Criminal Background Check Policy
Here’s some behind-the-scenes discussion on the always-riveting topic of criminal background checks.
One of our publisher partners recently laid out some requirements stating that all stores who run certain types of events for them must conduct criminal background checks. I definitely do not disagree with the underlying sentiment – conducting background checks on all our employees was something I investigated and rejected some years ago because I didn’t know how to do so effectively. But, it is reasonable that we should know how to do more things now than we did then, and conducting background checks seems like it should be one of them.
So, yes, I agree with the underlying spirit of the the publisher’s requirements overall. I do, however, disagree with the some specific elements which are alternately poorly drafted or abhorrent from a business-relationship sense, and I cannot agree to those elements*. Because this publisher has chosen a “click to agree” online-only means of communication, I cannot strike out, redline, or add commentary to what I do and do not agree to. Therefore, Dear Publisher:
A) I agree to click the “I Accept the Terms and Conditions” button.
B) I agree to the updated terms to the extent they are consistent with the Board Game Barrister, Ltd Criminal Background Check Policy outlined below.
Board Game Barrister, Ltd Criminal Background Check Policy
Board Game Barrister, Ltd requires a criminal check for all full-time and part-time employees upon hire once a conditional offer of employment has been extended by the hiring manager, and periodically from time to time during the term of employment as determined by Board Game Barrister, Ltd.
Although a disqualification is possible, in accordance with federal and state laws, a previous conviction does not automatically disqualify an applicant from consideration for employment. Depending on a variety of factors (for example, the nature of the position, the nature of the conviction, age of the candidate when the illegal activity occurred), the candidate may still be eligible for employment.
However, if an applicant attempts to withhold information or falsify information pertaining to previous convictions, the employee will be disqualified from further employment consideration in any position with the Company due to falsification of an application.

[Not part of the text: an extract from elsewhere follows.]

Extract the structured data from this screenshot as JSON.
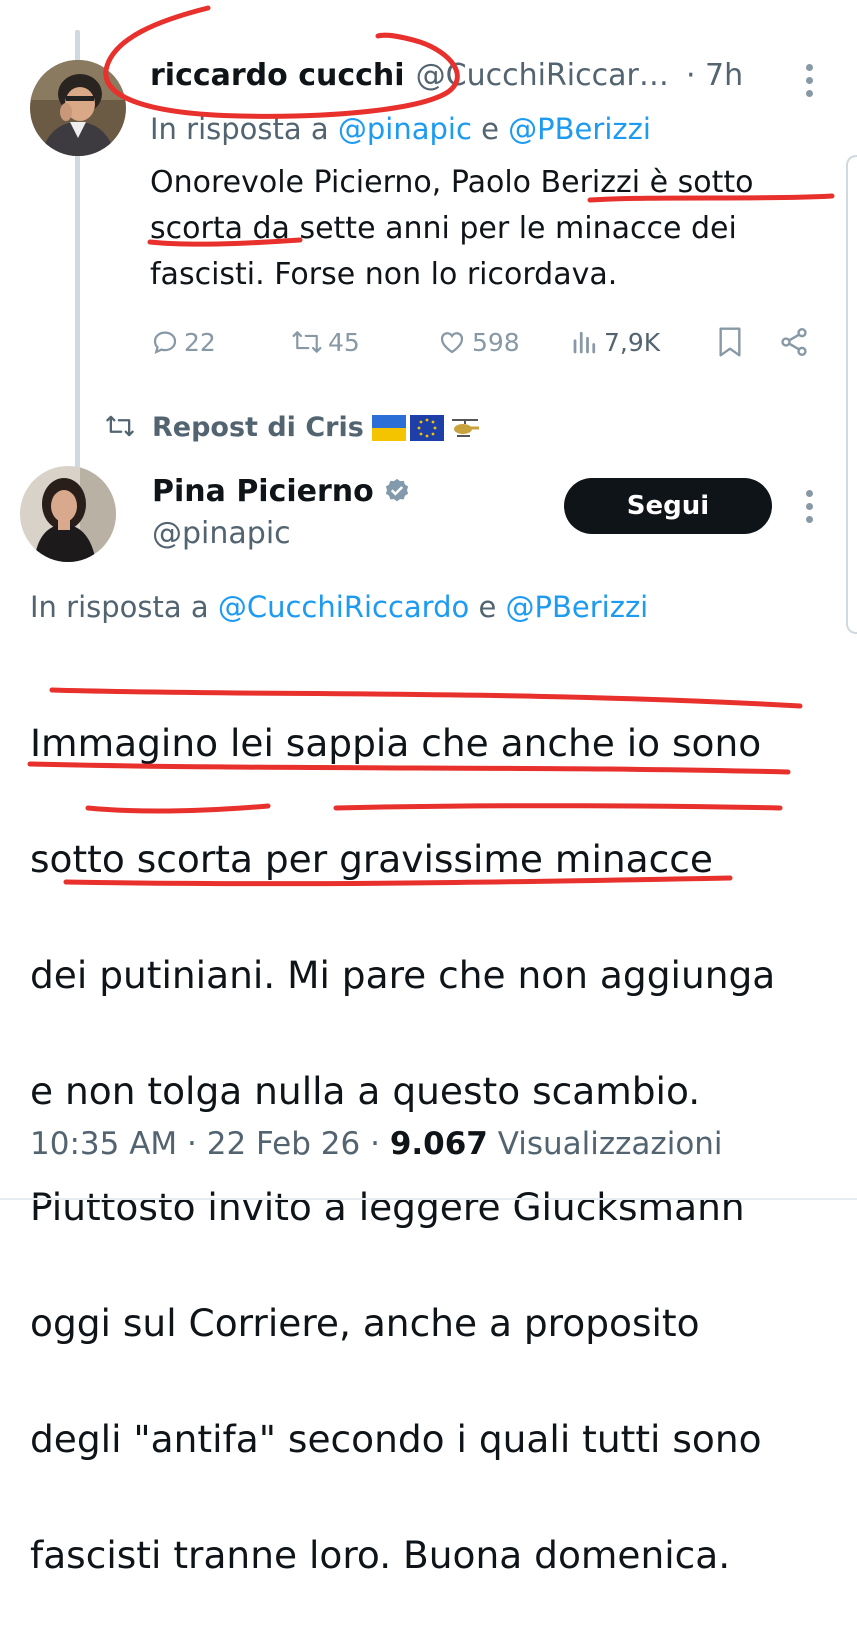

An offer of employment may be extended to an applicant prior to the completion of the criminal conviction check. However, the applicant’s first day of work in the position must not be prior to the satisfactory completion of the criminal conviction check.
How Background Checks Are Performed
Criminal checks will be performed using these checks from Universal Background Screening. In most cases, your manager will enter your information directly into the Universal Background website to prevent your personal information ever being written down. The equivalent paper Disclosure Form is available here.
Oasis Comprehensive Package – these are performed on everyone
- Address to Criminal History (7 year)
- Social Security Address/Alias Trace
- OFAC Specially Designated Nationals
- USA CriminalSearch and USA Offender
Additional checks for those who drive Company vehicles
- Motor Vehicle Report
This public blog post is in no small part for this publisher’s benefit, outlining specifically what our background check process is. If they consider our policy acceptable, great. If they do not consider it acceptable, they can remove us from their program and we won’t run their events anymore. Or, they can fix the drafting of their requirements such that we can agree to them without writing lengthy blog posts – I’ve told them previously what is egregious, and I’ll gladly do so again. I’m not looking for a fight here, just wanting to get this right.
*These are the specific clauses that are problematic
Dear Publisher, if you’ve made it this far, thank you. Here are where the problems lie:
A) “to the extent permitted by applicable law” needs to read “to some standard or the extent permitted by applicable law”.
B) “you will not employ” needs to be limited to apply only to events relevant to your products. Otherwise, this broadens our relationship into one where you can dictate our employment decisions, and that is a very messy area. I don’t disagree with your sentiment here, but this clause overreaches.
C) Once we get into background-check-land, it should be implicitly understood that “Staff” as defined elsewhere becomes limited to “employees” for the purposes of background checks. While I’d prefer that this limitation was explicit, I’ll accept it occurring through the “extent permitted by applicable law” provision insofar as that we do not have standing under the FCRA to request the underlying information required for the background check unless the person being checked is an employee or applying for employment.